If for example, you buy a house or start a garden somewhere and you find that the soil is heavy clay, you will of course need to dig and place soil amendments (preferrably natural) in the first year on a once off occasion, thereafter only an annual surface layer of mulch is needed to feed the system with fresh compostable material, nature literlaly does the rest and after a longer period of time you will have a very healthy soil system on that particular patch of land.

So, a few bags of clean sharp sand to help break up the clay, perhaps a few bags of compost and I would say as much woodchip as can be obtained, these materials should be worked into the soil up to the depth of perhaps of one spade blade. If your woodchip is fresh, you should not grow anything in this soil for at least a year, so this year you could at least use the space to host a row of pots which will hold plants for this one season, next year you will grow directly in the ground.

Rotovating or working the soil every year destroys the food web and basically resets it everytime, in the case of using a rotovator on heavy clay, the blades actually compact the ground under the bed being prepared and pretty much can cause this layer to become a water barrier, this I have seen first hand and the plot in question was always flooded at certain times of the year … In my whole opinion, using a rotovator is only necessary in the first year of soil amandment.

If you have a perennial weed problem (weeds which die down in winter and re-sprout from sub surface root networks in spring) you can use sheet mulch (aka lasagna mulch) after your soil amendment is added and then your final layer of the woodchip or mulch layer of your choice.

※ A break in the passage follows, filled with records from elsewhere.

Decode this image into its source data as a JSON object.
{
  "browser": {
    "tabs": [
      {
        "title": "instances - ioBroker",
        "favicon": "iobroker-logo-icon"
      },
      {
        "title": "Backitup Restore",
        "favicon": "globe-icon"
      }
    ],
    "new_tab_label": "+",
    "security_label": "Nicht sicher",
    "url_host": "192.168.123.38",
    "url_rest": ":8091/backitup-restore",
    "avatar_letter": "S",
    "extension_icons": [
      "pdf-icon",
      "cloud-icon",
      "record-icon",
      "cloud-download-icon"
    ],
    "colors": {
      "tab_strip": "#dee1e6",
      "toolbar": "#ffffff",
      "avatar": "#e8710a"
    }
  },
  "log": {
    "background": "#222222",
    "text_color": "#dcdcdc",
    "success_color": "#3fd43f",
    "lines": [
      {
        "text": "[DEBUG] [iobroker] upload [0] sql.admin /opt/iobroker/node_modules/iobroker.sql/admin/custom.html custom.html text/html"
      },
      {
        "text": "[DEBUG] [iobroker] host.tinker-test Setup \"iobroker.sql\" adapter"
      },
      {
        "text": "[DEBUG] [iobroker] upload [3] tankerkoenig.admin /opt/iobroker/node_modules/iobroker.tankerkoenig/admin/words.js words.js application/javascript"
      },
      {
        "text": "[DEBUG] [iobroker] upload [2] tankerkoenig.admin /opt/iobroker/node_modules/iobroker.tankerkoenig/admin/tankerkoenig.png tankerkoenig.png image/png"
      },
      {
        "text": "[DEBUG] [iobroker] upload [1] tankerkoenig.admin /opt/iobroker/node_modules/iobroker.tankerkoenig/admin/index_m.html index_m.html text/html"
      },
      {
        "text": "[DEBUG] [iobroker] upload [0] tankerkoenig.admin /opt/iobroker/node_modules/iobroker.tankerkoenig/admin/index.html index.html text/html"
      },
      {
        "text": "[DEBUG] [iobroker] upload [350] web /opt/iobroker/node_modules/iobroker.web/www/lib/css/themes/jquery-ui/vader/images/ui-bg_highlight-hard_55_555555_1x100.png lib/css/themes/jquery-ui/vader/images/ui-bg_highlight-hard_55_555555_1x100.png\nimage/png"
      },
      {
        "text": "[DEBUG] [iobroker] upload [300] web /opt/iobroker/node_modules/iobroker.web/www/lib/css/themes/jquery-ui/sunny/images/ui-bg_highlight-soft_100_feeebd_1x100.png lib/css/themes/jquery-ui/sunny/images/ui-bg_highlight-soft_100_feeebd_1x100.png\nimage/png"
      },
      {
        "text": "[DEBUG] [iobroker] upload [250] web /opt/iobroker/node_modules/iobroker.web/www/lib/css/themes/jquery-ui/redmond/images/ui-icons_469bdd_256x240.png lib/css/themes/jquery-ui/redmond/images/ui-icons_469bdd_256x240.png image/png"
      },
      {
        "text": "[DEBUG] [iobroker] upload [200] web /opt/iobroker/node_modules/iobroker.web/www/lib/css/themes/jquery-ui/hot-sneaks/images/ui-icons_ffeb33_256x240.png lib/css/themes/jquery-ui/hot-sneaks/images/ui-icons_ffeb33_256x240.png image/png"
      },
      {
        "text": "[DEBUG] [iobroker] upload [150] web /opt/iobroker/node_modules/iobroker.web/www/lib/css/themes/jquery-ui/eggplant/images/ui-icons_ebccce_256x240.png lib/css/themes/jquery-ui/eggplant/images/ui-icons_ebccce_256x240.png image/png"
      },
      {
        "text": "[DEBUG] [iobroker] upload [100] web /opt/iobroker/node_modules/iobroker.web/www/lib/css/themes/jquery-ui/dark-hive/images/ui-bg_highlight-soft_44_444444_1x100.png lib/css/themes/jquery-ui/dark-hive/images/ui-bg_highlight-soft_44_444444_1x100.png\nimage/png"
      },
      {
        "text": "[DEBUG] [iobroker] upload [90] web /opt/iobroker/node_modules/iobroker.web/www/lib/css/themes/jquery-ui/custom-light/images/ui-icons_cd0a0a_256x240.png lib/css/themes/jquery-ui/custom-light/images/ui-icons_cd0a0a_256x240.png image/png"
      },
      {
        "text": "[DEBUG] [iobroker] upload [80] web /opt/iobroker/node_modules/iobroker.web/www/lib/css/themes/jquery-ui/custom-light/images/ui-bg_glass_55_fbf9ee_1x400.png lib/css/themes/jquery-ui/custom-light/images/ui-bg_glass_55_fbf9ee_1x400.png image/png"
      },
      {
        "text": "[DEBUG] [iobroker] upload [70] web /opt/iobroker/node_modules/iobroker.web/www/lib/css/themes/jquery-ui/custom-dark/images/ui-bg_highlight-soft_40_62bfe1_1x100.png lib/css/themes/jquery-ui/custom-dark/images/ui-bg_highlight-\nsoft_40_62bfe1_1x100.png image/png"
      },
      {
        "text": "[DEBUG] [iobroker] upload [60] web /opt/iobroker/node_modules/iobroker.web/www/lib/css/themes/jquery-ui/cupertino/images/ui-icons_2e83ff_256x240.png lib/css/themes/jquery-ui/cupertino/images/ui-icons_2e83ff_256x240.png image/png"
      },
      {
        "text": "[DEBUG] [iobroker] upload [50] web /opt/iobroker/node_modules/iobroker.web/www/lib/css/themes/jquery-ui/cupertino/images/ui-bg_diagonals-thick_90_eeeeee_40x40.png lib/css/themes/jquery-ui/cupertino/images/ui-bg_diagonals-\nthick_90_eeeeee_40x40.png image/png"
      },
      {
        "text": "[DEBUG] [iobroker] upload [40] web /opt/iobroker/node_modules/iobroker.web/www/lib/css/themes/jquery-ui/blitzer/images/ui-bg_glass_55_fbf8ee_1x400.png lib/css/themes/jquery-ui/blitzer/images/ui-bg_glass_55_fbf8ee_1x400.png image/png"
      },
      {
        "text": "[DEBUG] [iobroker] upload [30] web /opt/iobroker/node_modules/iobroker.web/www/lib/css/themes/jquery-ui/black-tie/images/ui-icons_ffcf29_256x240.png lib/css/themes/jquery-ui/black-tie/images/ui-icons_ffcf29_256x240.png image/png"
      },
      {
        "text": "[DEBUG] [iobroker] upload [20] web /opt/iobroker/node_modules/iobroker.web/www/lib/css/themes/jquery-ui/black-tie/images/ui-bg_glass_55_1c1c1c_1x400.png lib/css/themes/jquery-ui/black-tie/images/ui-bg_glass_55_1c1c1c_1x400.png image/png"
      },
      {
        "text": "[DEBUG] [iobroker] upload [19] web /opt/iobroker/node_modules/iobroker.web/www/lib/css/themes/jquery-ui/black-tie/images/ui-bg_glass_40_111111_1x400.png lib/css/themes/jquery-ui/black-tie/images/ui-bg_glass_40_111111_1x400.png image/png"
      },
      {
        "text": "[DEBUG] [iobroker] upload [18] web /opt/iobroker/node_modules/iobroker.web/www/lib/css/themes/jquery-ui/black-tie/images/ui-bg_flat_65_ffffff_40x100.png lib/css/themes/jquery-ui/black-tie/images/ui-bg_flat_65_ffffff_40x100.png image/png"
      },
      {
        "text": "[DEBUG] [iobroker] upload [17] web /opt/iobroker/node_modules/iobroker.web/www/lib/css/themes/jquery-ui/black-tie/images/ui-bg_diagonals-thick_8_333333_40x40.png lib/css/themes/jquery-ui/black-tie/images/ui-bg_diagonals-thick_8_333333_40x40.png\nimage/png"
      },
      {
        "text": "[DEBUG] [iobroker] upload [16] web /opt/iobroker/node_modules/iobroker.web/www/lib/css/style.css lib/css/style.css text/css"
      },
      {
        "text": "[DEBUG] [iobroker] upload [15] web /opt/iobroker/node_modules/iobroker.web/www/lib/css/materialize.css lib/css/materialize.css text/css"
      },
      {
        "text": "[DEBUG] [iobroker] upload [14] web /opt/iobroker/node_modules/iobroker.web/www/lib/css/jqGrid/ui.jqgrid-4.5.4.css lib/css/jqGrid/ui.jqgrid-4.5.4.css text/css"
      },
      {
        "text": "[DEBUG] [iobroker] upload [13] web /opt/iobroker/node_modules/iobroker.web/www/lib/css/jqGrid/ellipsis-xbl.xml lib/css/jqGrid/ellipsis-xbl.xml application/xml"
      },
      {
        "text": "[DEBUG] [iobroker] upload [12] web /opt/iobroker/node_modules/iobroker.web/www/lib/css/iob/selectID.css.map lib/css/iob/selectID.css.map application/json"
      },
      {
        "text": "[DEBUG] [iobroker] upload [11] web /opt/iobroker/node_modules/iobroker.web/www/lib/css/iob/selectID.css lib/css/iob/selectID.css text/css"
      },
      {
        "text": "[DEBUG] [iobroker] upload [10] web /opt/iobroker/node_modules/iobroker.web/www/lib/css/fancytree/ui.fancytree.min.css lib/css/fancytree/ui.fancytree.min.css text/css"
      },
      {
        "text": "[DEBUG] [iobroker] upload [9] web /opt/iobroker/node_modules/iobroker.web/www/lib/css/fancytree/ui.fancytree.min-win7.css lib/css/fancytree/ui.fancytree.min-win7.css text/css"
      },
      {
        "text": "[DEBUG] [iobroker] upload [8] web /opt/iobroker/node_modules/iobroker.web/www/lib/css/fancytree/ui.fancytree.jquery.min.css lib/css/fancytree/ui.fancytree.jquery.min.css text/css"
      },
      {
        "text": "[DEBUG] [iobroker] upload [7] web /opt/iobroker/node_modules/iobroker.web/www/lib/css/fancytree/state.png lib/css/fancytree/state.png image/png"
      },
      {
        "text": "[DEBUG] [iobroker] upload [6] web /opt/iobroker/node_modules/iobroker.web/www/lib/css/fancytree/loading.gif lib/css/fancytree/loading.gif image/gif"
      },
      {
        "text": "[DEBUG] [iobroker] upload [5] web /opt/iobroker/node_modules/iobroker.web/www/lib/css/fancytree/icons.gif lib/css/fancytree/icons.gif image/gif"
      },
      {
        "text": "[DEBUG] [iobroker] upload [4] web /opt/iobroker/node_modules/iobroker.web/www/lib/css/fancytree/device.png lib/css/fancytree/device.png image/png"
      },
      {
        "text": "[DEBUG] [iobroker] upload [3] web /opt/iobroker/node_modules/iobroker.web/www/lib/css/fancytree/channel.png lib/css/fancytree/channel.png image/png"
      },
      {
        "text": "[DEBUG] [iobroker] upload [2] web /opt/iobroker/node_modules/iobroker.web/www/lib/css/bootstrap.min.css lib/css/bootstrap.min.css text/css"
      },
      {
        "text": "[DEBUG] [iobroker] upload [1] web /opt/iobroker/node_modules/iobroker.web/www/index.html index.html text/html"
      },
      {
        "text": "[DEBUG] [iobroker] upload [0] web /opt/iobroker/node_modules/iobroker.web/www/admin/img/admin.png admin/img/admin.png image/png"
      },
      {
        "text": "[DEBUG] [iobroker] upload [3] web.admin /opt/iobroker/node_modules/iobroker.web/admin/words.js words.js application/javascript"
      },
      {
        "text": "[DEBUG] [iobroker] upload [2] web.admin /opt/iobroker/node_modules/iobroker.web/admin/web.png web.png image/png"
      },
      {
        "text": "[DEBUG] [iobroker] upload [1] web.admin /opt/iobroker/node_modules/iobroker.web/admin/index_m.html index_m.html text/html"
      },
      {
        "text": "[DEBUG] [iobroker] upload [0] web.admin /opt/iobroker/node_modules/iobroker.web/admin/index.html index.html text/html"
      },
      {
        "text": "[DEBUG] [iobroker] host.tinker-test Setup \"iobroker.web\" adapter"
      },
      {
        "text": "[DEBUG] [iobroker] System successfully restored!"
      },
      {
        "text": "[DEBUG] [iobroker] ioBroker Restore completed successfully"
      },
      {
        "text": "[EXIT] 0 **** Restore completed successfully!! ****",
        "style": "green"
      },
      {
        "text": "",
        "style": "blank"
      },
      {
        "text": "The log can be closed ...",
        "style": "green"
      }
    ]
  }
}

I challenge any skeptics to do a control experiment where they dedicate half of their beds to a no dig with mulch method and see the difference year after year …

Woodchip is a great soil amendment and adds nutrients into the soil slowly, I have observably proven this to myself last year on my Allotment where I stashed a few wheelbarrows of woodchip on a section of my plot because otherwise the communal woodchip would likely have been finished by the time I needed some.
Once I dug my pond out, I covered the mound of woodchip with the soil from within the pond, about 6 months later I finally started a new project in the place of the mound of soil where I discovered the very well composted woodchip and noticed when digging that the topsoil layer was darker within a few inches under the topsoil line, when I compared this to a section just a meter away, the soil was lightly coloured and only darker very close to the surface line…

Below is a great video proving and showing from day one to 8 years on, the soil is even dug down seriously deep to prove how far the amendment reached until the soil quality becomes poor again.

 

Important Note: If you obtain free woodchip from your local Tree Surgeons, always ask what tree/s were chipped! Basically, Broad Leaf are usually Alkaline or Neutral PH (Oak is Acidic though) and Coniferous are Acidic PH, So use Conifer Woodchip for pathways as less weeds will germinate amongst the mature rotting chips as well as a mulch for Acid loving plants like strawberries and Blueberries. Use the Broad Leaf for your beds and as a soil amender!